Set the condition for global convergence: ||~ f(~x)|| < T ol, where T ol

Consider ρ = (f(~x) f(~x + ~p))/(m(~x,~0) m(~x, ~p)), where ~p is the

chosen direction (which is NOT normalized) at every iteration,

m(~x, ~p) = f(~x) +~ f(~x).~p + 1/2 ~p B ~p,

and B is the Hessian matrix.

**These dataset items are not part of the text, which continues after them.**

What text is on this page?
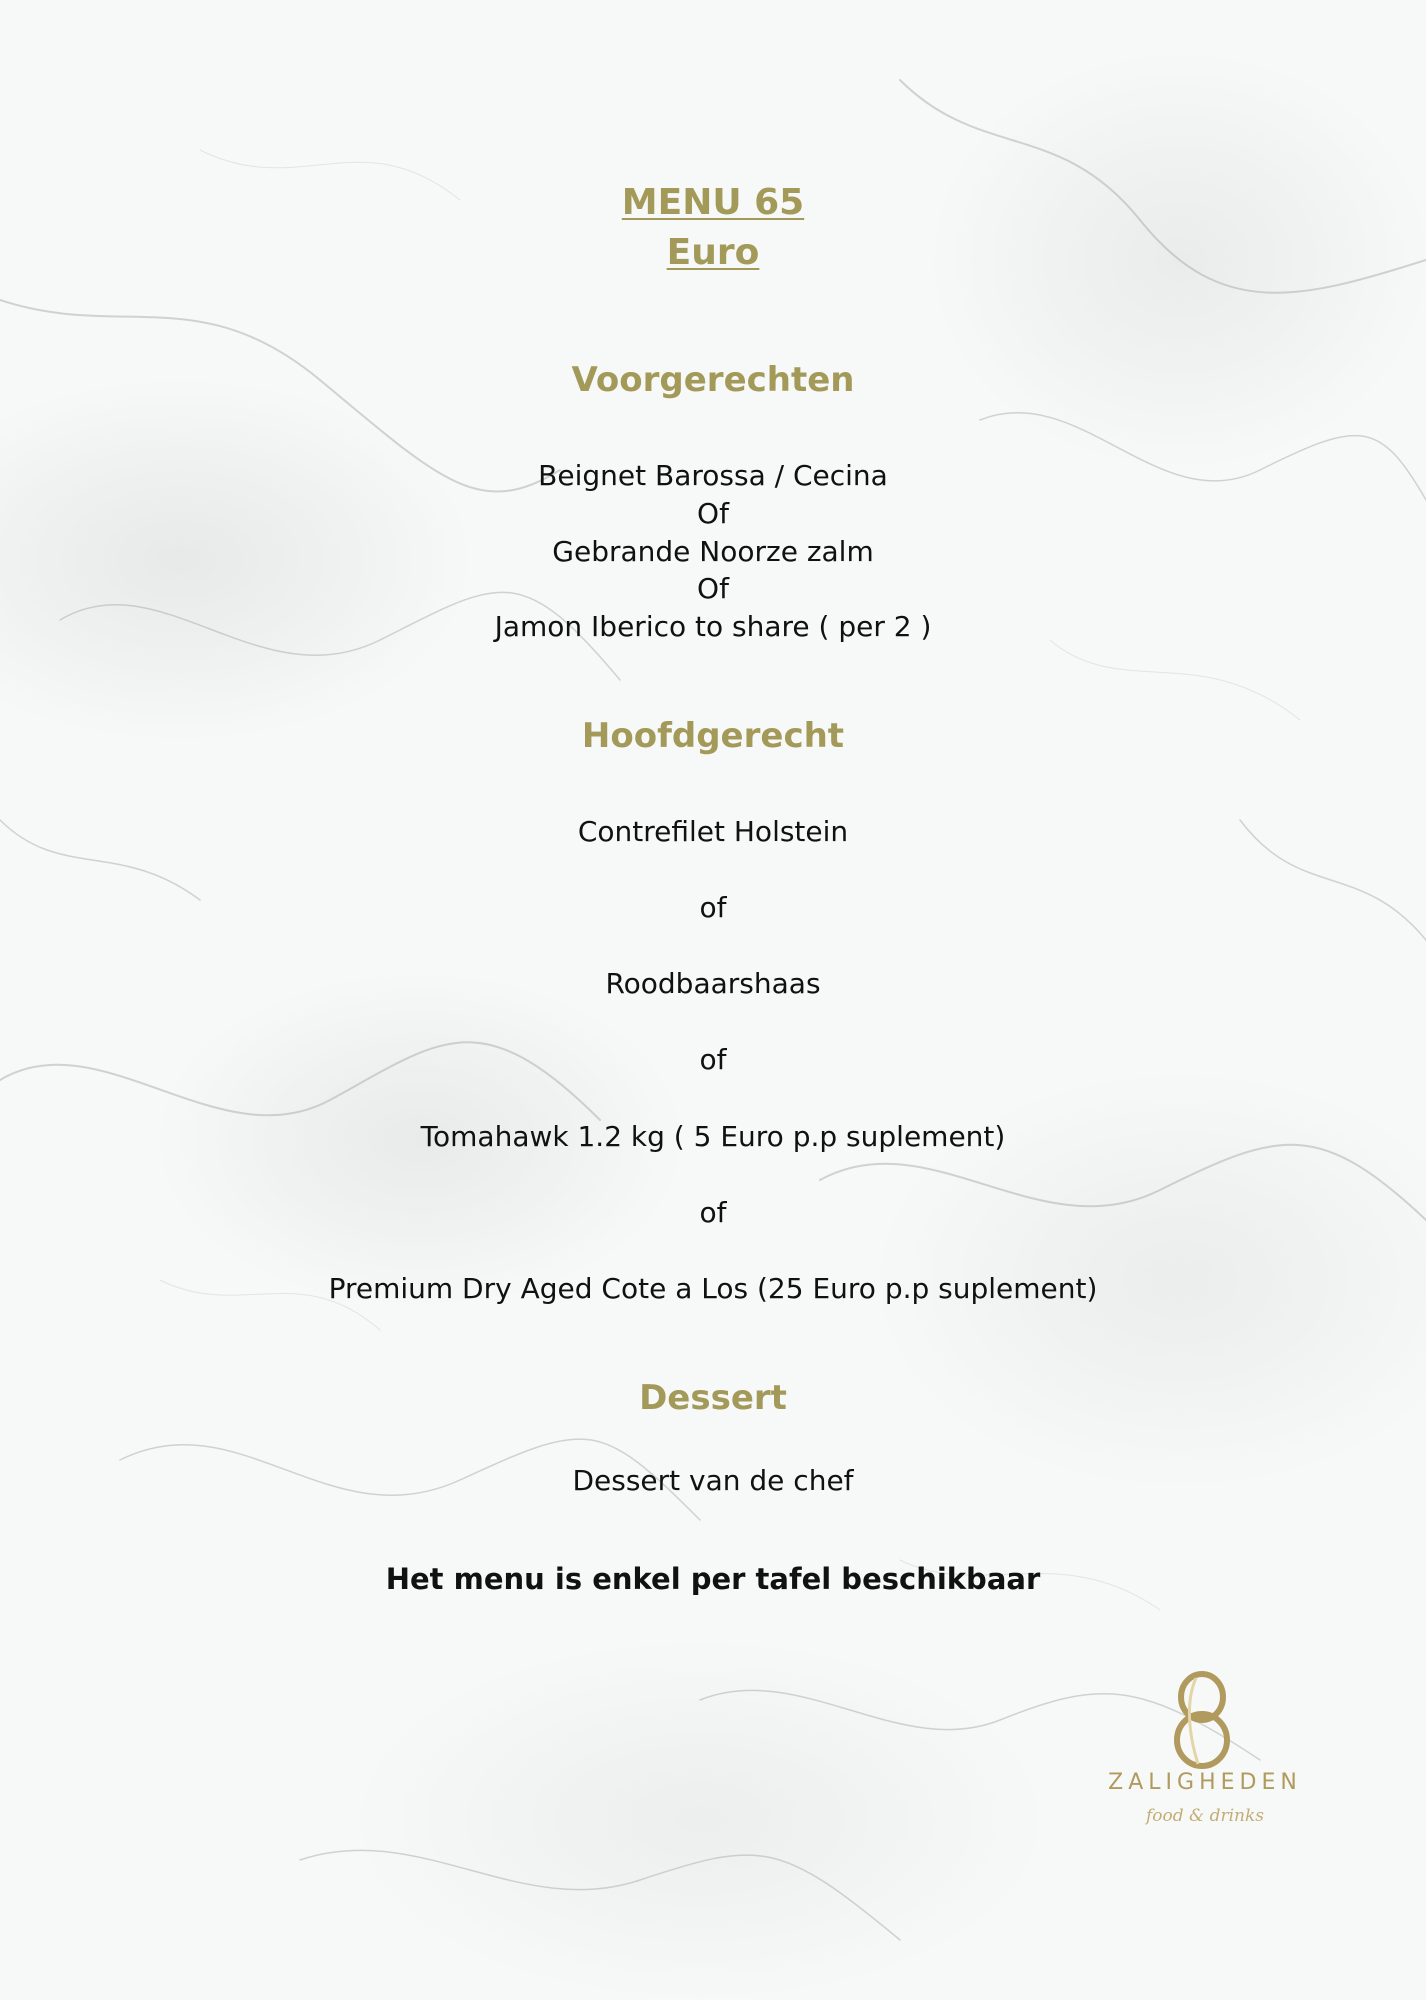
MENU 65
Euro
Voorgerechten
Beignet Barossa / Cecina
Of
Gebrande Noorze zalm
Of
Jamon Iberico to share ( per 2 )
Hoofdgerecht
Contrefilet Holstein
of
Roodbaarshaas
of
Tomahawk 1.2 kg ( 5 Euro p.p suplement)
of
Premium Dry Aged Cote a Los (25 Euro p.p suplement)
Dessert
Dessert van de chef
Het menu is enkel per tafel beschikbaar
ZALIGHEDEN
food & drinks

Then

if ρ < η1, set = t1

elseif (ρ > η2 and |||~p|| < 0.001) set = min(t2, max)

end

where η1 = 0.25, η2 = 0.75, t1 = 0.25, t2 = 2, and max = 5.

Initialize = 2.

Set the initial guess to ~x0 = (3, 2), and maximum number of iterations

to 50.

For each iteration, your script should print out the following (numerical

values are shown as an example of such print-out):

Iter= 1; ~x=[ 2.827, 1.627]; ~p=[-0.173,-0.373];= 5.0000e-01; ρ= 1.245;

λ= 0.190

where λ = ( ||~pS||)/||~pN ~pS||), and ~pN and ~pS are Newton’s and

steepest descent direction vectors (which are NOT normalized), respectively.

Submit the MATLAB script on BlackBoard.

Hint: An image of the convergence path is shown below.